Même si la force des modèles QSRR réside dans leur prédiction de composés inconnus dans des conditions connues, leur seconde limite est la faiblesse à établir des prédictions fiables dans des conditions inconnues. Pour contrer cette limitation, une stratégie est proposée afin de les adjoindre successivement à des modèles de surface de réponse (RSM) réputés pour leur flexibilité. Profitant de la disponibilité des descripteurs moléculaires nécessaires aux modèles QSRR, les équations RSM sont adaptées en fonction du pKa des analytes. Cette approche est encore affinée en appliquant le cadre bayésien aux modèles qui offreune qualité de prédiction moyenne comparable à l'approche fréquentiste précédente. La méthode bayésienne simplifie la stratégie en permettant un accès plus facile aux erreurs de prédiction.

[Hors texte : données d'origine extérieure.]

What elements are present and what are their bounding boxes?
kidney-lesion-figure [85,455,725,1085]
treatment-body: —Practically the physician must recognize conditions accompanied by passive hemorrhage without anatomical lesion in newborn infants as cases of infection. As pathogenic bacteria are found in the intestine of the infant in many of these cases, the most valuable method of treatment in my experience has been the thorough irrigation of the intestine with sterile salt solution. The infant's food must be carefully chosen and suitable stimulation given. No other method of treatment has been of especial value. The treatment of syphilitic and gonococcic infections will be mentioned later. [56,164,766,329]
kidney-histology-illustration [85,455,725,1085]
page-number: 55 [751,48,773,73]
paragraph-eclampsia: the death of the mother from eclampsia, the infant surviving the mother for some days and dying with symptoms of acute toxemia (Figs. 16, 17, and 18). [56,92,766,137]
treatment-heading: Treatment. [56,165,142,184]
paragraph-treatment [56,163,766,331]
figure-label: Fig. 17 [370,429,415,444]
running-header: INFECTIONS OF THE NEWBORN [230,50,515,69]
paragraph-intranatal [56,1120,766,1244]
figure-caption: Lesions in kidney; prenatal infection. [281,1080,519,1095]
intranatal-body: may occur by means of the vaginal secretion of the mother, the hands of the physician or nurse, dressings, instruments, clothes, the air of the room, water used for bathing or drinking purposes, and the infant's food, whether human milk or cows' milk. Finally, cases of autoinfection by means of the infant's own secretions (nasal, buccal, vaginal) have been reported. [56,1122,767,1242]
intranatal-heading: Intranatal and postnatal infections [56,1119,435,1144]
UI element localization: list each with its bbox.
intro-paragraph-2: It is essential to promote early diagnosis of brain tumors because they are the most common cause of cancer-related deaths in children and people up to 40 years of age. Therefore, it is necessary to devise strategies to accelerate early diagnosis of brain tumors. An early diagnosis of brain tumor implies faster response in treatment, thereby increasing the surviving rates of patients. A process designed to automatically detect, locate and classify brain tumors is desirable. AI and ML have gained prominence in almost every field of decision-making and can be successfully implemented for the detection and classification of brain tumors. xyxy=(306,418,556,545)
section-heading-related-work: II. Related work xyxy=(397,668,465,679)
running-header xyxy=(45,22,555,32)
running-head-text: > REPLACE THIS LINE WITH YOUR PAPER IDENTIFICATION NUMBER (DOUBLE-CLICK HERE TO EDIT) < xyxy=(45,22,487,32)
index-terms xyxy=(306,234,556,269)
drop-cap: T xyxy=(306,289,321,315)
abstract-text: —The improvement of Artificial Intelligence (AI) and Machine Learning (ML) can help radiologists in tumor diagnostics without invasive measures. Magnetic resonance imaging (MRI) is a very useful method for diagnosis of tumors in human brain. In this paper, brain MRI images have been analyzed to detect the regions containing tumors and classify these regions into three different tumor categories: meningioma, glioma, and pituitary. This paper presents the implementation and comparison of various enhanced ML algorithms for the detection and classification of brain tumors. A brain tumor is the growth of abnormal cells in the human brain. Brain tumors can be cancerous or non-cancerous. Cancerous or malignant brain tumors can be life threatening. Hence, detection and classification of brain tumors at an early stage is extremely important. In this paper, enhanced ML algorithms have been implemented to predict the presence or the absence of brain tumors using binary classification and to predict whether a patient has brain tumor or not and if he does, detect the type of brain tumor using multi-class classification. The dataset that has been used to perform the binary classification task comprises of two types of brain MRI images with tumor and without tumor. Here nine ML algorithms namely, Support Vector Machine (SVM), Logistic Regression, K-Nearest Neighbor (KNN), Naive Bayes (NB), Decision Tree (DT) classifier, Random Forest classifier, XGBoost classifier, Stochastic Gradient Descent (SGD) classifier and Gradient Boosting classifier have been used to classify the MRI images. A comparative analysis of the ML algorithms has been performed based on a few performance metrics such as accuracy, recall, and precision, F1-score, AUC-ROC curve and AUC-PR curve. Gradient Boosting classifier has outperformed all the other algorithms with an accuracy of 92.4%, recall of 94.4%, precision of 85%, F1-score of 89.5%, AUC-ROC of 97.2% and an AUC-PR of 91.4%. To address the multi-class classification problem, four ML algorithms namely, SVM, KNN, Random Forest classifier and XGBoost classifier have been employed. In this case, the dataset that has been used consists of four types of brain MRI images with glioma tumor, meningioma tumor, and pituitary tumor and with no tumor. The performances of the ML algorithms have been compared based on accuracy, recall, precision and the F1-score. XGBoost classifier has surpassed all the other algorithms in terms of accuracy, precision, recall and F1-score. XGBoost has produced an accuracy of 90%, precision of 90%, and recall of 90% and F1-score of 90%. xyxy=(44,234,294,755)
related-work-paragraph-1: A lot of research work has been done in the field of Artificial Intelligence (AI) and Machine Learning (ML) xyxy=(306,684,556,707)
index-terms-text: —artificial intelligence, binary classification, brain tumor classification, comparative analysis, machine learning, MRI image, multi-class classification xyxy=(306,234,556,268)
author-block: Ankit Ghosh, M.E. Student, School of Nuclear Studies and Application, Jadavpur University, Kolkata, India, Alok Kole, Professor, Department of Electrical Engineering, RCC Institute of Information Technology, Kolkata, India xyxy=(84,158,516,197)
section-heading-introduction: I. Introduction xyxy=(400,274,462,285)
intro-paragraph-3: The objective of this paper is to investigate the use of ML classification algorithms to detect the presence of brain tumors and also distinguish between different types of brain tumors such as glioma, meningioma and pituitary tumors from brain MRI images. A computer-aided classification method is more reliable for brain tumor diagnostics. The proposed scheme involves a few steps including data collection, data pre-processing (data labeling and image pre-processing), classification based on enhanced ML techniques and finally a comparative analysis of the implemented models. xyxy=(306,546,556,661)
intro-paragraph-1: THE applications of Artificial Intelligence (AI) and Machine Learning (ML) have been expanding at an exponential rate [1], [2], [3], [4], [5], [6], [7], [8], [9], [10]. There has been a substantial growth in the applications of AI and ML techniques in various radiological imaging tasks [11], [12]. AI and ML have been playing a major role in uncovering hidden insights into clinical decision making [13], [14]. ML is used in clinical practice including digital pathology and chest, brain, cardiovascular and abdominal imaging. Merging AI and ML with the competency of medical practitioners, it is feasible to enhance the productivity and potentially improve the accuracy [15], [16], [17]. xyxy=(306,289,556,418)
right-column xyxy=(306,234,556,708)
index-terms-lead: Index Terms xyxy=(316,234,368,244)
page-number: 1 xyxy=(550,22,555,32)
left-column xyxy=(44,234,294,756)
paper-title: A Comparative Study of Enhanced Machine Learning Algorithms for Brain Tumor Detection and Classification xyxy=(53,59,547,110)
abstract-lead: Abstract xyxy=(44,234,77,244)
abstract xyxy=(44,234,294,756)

L'accès à l'erreur de prédiction est un aspect important de la stratégie car les prédictions informent une analyse décisionnelle multicritère guidant l'utilisateur vers un domaine d'investigation restreint correspondant à ses besoins. Ceci est réalisé en calculant trois critères : l'efficacité de séparation, la sensibilité aux paramètres d'analyse et le temps d'analyse, en intégrant l'incertitude de prédiction dans ces critères. Les critères sont ensuite combinés pour déterminer l'adéquation de la condition, pondérée en fonction de l'importance fournie par l'utilisateur. Pour atténuer la subjectivité dans la sélection des pondérations, les pondérations sont dérivées d’une distribution construite autour des entrées de l’utilisateur. La stratégie est appliquée à un échantillon test et les résultats sont utilisés pour produire un Design Space (DS). Les résultats de la DS étant cohérents avec ceux de l’approche développée, cela démontre que les deux approches sont compatibles.
En résumé, les recherches menées au cours de cette thèse ont conduit au développement d'une approche répondant à diverses contraintes démontrant que le développement d'une méthode de chromatographie liquide en phase inverse compatible avec les exigences de qualité de l'industrie pharmaceutique peut être facilitée par l'incorporation d'une étape de criblage silico.